Below is an example where we scale down compute tier because VMEM is underutilized and the CacheHitRate is at 100% (95% of the time).

 

product screenshot scale down compute tier because VNEM is underutilized

Scaling down for savings

In most customer environments, overprovisioned RDS instances would be the norm. Usually, this is because DBAs struggle to make proper sizing decisions for their RDS instances and prefer to add unnecessary compute and storage resources to assure RDS performance at a cost of increased cloud bill. Turbonomic identifies such cases where RDS instances are not using all the resources allocated to them and generates scaling decisions to reduce compute and storage resources, while assuring that RDS performance will not be harmed and RDS cost will be minimized.

Here is an example of a RDS instance which is not using its allocated IOPS. The instance is currently on io1 storage:

product screenshot RDS instance not using allocated IOPS

There are few options to reduce IOPS resources and hence the cost:

  1. Reduce the Provisioned IOPS and stay on io1
  2. Move to a different storage tier like gp2 with an appropriate storage amount, or Standard.

Turbonomic automatically evaluates all the possibilities and suggests the best course of action to maximize savings while assuring RDS performance. In this case, Turbonomic suggests moving to a gp2 storage tier and increasing the storage amount to have sufficient IOPS resources with the outcome of an overall reduced instance cost.

RDS scaling constraints

IBM Turbonomic is aware of scaling constraints that are set by the RDS service and considers them in scaling decisions. One of the constraints that Turbonomic evaluates in the RDS scaling analysis is maximum supported connections for each RDS instance type, memory capacity and DB engine combinations. Awareness of such scaling constraints is what makes IBM Turbnomic RDS scaling actions trustworthy and safe.

In the following example, IBM Turbonomic identifies the maximum supported connections based on the instance type, memory capacity, and DB engine combination and assures that current and historical connections utilization is honored when scaling to a new configuration:

product screenshot scaling constraints set by the RDS service are considered in scaling decisions

AWS RDS cost, details, and utilization

IBM Turbonomic discovers and shows important RDS information for each RDS instance. It also shows historical utilization metrics for discovered RDS instances:

product screenshot RDS information for each RDS instance

product screenshot historical utilization metrics for discovered RDS instance

In addition, Turbonomic provides accurate RDS cost breakdown, including compute and storage costs for your RDS instances:

product screenshot RDS cost breakdown

New automation policy for RDS makes implementing elasticity easier

For customers who want to manage their discovered RDS instances in IBM Turbonomic, the new RDS policy design will help achieve such goal. With IBM Turbonomic policies, customers can define different automation modes based on selected scopes as well as adjust scaling analysis sensitivity that will cater to different RDS environment types:

product screenshot RDS policy design

Conclusion

As customers undergo massive digital business and IT transformations, deploying workloads to the cloud, especially to the PaaS environment, they are faced with similar challenges as before. Mainly, how to continuously navigate the tradeoffs between performance and cost, how to continuously identify the optimal configurations for their cloud resources and applications, and how to do it all automatically.

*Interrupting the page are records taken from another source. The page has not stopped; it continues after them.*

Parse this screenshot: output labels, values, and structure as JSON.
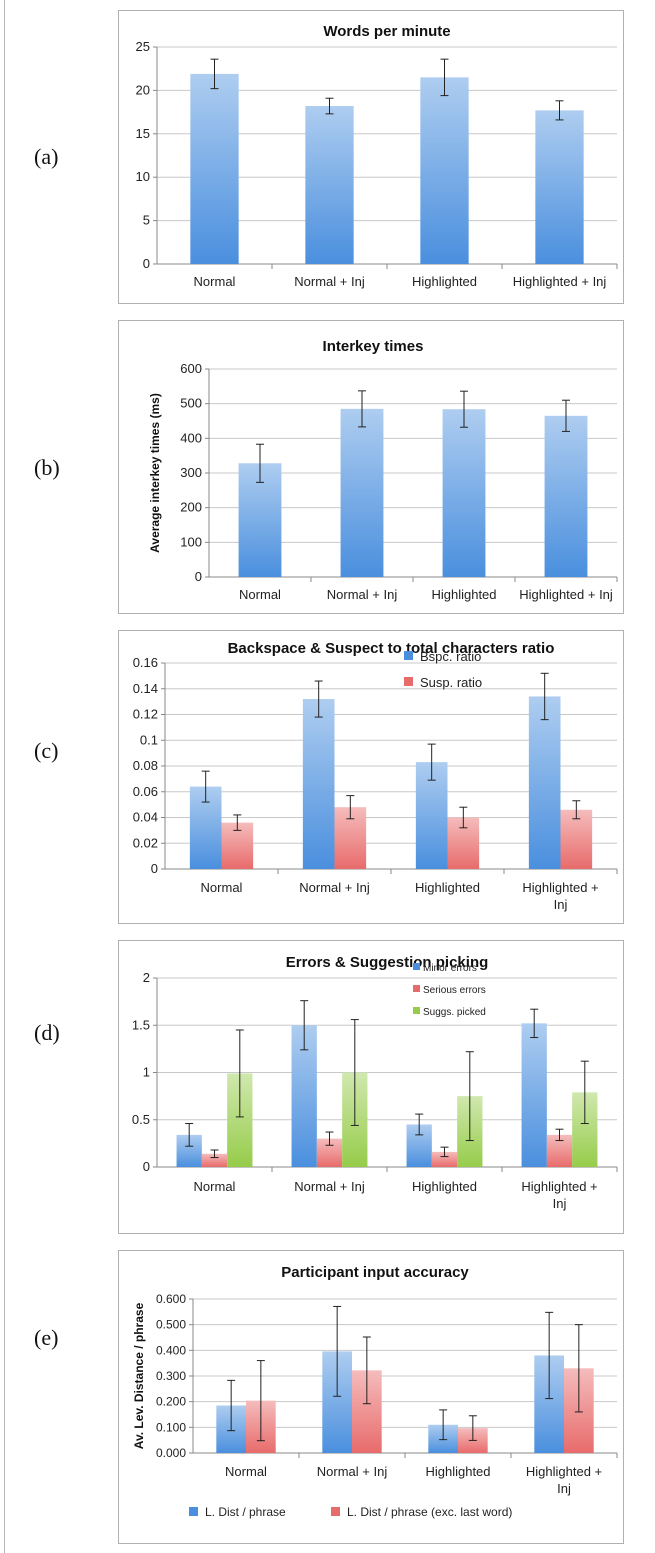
{
  "panel_labels": [
    "(a)",
    "(b)",
    "(c)",
    "(d)",
    "(e)"
  ],
  "chart_data": [
    {
      "type": "bar",
      "title": "Words per minute",
      "ylabel": "",
      "categories": [
        "Normal",
        "Normal + Inj",
        "Highlighted",
        "Highlighted + Inj"
      ],
      "series": [
        {
          "name": "",
          "values": [
            21.9,
            18.2,
            21.5,
            17.7
          ],
          "errors": [
            1.7,
            0.9,
            2.1,
            1.1
          ],
          "color": "#4a8fde"
        }
      ],
      "ylim": [
        0,
        25
      ],
      "yticks": [
        "0",
        "5",
        "10",
        "15",
        "20",
        "25"
      ],
      "grid": true,
      "legend": []
    },
    {
      "type": "bar",
      "title": "Interkey times",
      "ylabel": "Average interkey times (ms)",
      "categories": [
        "Normal",
        "Normal + Inj",
        "Highlighted",
        "Highlighted + Inj"
      ],
      "series": [
        {
          "name": "",
          "values": [
            328,
            485,
            484,
            465
          ],
          "errors": [
            55,
            52,
            52,
            45
          ],
          "color": "#4a8fde"
        }
      ],
      "ylim": [
        0,
        600
      ],
      "yticks": [
        "0",
        "100",
        "200",
        "300",
        "400",
        "500",
        "600"
      ],
      "grid": true,
      "legend": []
    },
    {
      "type": "bar",
      "title": "Backspace & Suspect to total characters ratio",
      "ylabel": "",
      "categories": [
        "Normal",
        "Normal + Inj",
        "Highlighted",
        "Highlighted + Inj"
      ],
      "category_lines": [
        [
          "Normal"
        ],
        [
          "Normal + Inj"
        ],
        [
          "Highlighted"
        ],
        [
          "Highlighted +",
          "Inj"
        ]
      ],
      "series": [
        {
          "name": "Bspc. ratio",
          "values": [
            0.064,
            0.132,
            0.083,
            0.134
          ],
          "errors": [
            0.012,
            0.014,
            0.014,
            0.018
          ],
          "color": "#4a8fde"
        },
        {
          "name": "Susp. ratio",
          "values": [
            0.036,
            0.048,
            0.04,
            0.046
          ],
          "errors": [
            0.006,
            0.009,
            0.008,
            0.007
          ],
          "color": "#e86b6b"
        }
      ],
      "ylim": [
        0,
        0.16
      ],
      "yticks": [
        "0",
        "0.02",
        "0.04",
        "0.06",
        "0.08",
        "0.1",
        "0.12",
        "0.14",
        "0.16"
      ],
      "grid": true,
      "legend": [
        "Bspc. ratio",
        "Susp. ratio"
      ],
      "legend_position": "top-right"
    },
    {
      "type": "bar",
      "title": "Errors & Suggestion picking",
      "ylabel": "",
      "categories": [
        "Normal",
        "Normal + Inj",
        "Highlighted",
        "Highlighted + Inj"
      ],
      "category_lines": [
        [
          "Normal"
        ],
        [
          "Normal + Inj"
        ],
        [
          "Highlighted"
        ],
        [
          "Highlighted +",
          "Inj"
        ]
      ],
      "series": [
        {
          "name": "Minor errors",
          "values": [
            0.34,
            1.5,
            0.45,
            1.52
          ],
          "errors": [
            0.12,
            0.26,
            0.11,
            0.15
          ],
          "color": "#4a8fde"
        },
        {
          "name": "Serious errors",
          "values": [
            0.14,
            0.3,
            0.16,
            0.34
          ],
          "errors": [
            0.04,
            0.07,
            0.05,
            0.06
          ],
          "color": "#e86b6b"
        },
        {
          "name": "Suggs. picked",
          "values": [
            0.99,
            1.0,
            0.75,
            0.79
          ],
          "errors": [
            0.46,
            0.56,
            0.47,
            0.33
          ],
          "color": "#96cc4a"
        }
      ],
      "ylim": [
        0,
        2
      ],
      "yticks": [
        "0",
        "0.5",
        "1",
        "1.5",
        "2"
      ],
      "grid": true,
      "legend": [
        "Minor errors",
        "Serious errors",
        "Suggs. picked"
      ],
      "legend_position": "top-right"
    },
    {
      "type": "bar",
      "title": "Participant input accuracy",
      "ylabel": "Av. Lev. Distance  / phrase",
      "categories": [
        "Normal",
        "Normal + Inj",
        "Highlighted",
        "Highlighted + Inj"
      ],
      "category_lines": [
        [
          "Normal"
        ],
        [
          "Normal + Inj"
        ],
        [
          "Highlighted"
        ],
        [
          "Highlighted +",
          "Inj"
        ]
      ],
      "series": [
        {
          "name": "L. Dist / phrase",
          "values": [
            0.185,
            0.396,
            0.11,
            0.38
          ],
          "errors": [
            0.098,
            0.175,
            0.058,
            0.168
          ],
          "color": "#4a8fde"
        },
        {
          "name": "L. Dist / phrase (exc. last word)",
          "values": [
            0.204,
            0.322,
            0.097,
            0.33
          ],
          "errors": [
            0.156,
            0.13,
            0.048,
            0.17
          ],
          "color": "#e86b6b"
        }
      ],
      "ylim": [
        0,
        0.6
      ],
      "yticks": [
        "0.000",
        "0.100",
        "0.200",
        "0.300",
        "0.400",
        "0.500",
        "0.600"
      ],
      "grid": true,
      "legend": [
        "L. Dist / phrase",
        "L. Dist / phrase (exc. last word)"
      ],
      "legend_position": "bottom"
    }
  ]
}
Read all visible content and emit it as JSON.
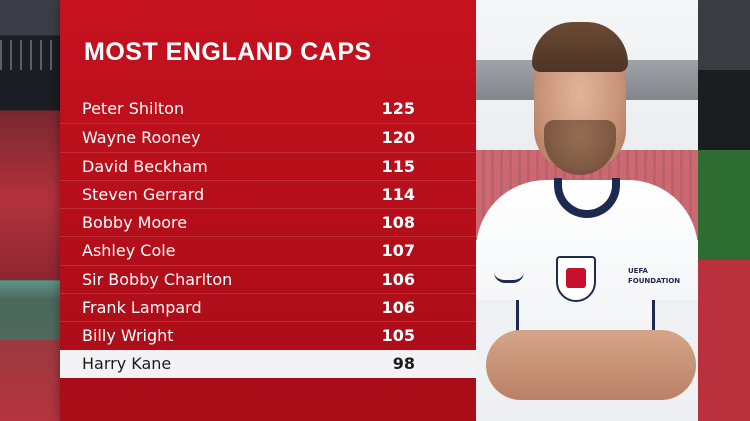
{
  "graphic": {
    "title": "MOST ENGLAND CAPS",
    "players": [
      {
        "name": "Peter Shilton",
        "caps": "125"
      },
      {
        "name": "Wayne Rooney",
        "caps": "120"
      },
      {
        "name": "David Beckham",
        "caps": "115"
      },
      {
        "name": "Steven Gerrard",
        "caps": "114"
      },
      {
        "name": "Bobby Moore",
        "caps": "108"
      },
      {
        "name": "Ashley Cole",
        "caps": "107"
      },
      {
        "name": "Sir Bobby Charlton",
        "caps": "106"
      },
      {
        "name": "Frank Lampard",
        "caps": "106"
      },
      {
        "name": "Billy Wright",
        "caps": "105"
      },
      {
        "name": "Harry Kane",
        "caps": "98"
      }
    ],
    "highlighted_index": 9
  },
  "colors": {
    "panel_red": "#c6121f",
    "highlight_row": "#f3f3f5",
    "navy": "#1c2a4f"
  },
  "photo": {
    "badge_text": "UEFA FOUNDATION"
  }
}
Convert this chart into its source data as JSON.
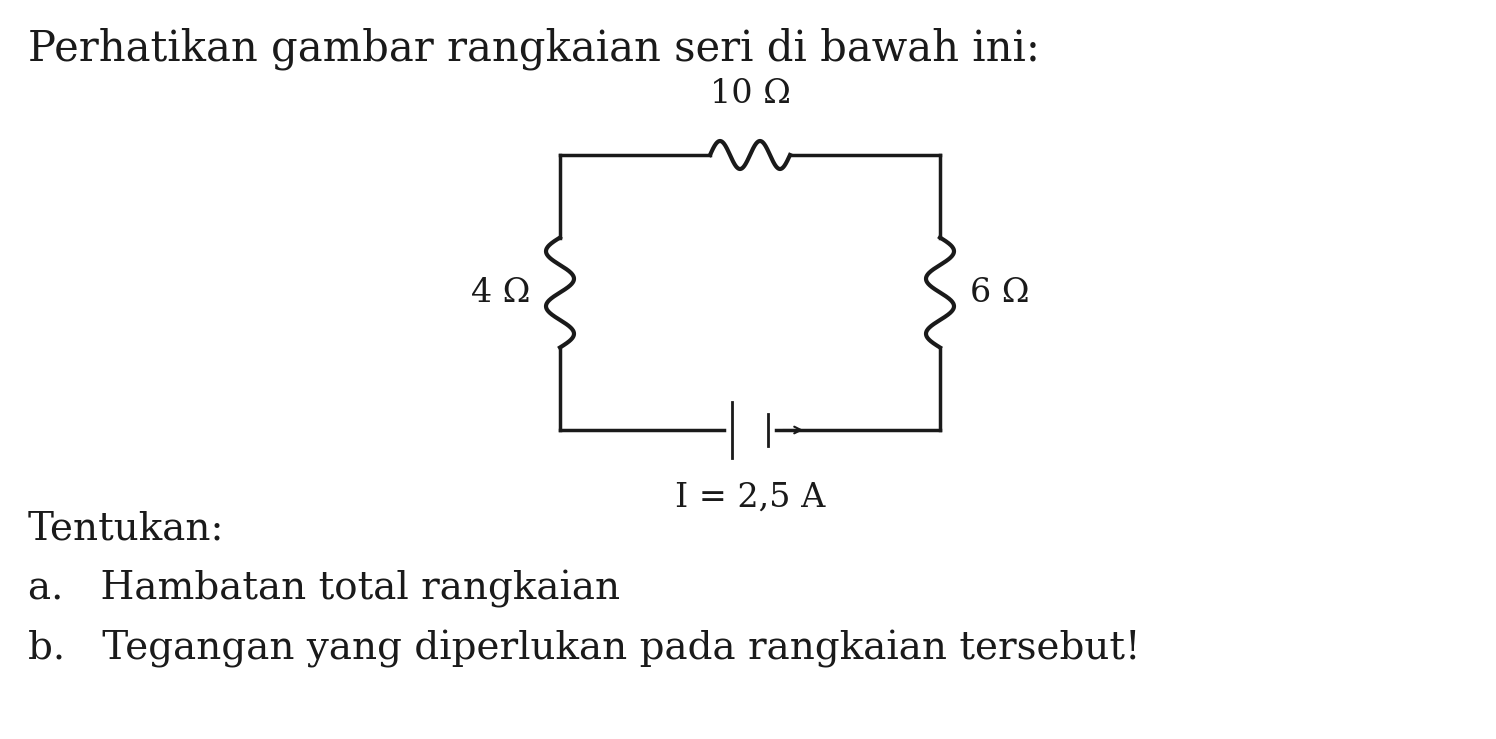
{
  "title": "Perhatikan gambar rangkaian seri di bawah ini:",
  "background_color": "#ffffff",
  "text_color": "#1a1a1a",
  "circuit": {
    "top_resistor_label": "10 Ω",
    "left_resistor_label": "4 Ω",
    "right_resistor_label": "6 Ω",
    "battery_label": "I = 2,5 A"
  },
  "questions": {
    "intro": "Tentukan:",
    "a": "a.   Hambatan total rangkaian",
    "b": "b.   Tegangan yang diperlukan pada rangkaian tersebut!"
  },
  "title_fontsize": 30,
  "label_fontsize": 24,
  "question_fontsize": 28
}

IBM Turbonomic helps customers overcome these challenges, making it easier to adopt and effectively use the PaaS services helping to transform their business. And by having software continuously optimize all their cloud resources for performance and cost, customers are able to achieve real business outcomes, whether it’s assuring the performance of revenue generating applications, minimizing cost, or significantly reducing end-user tickets.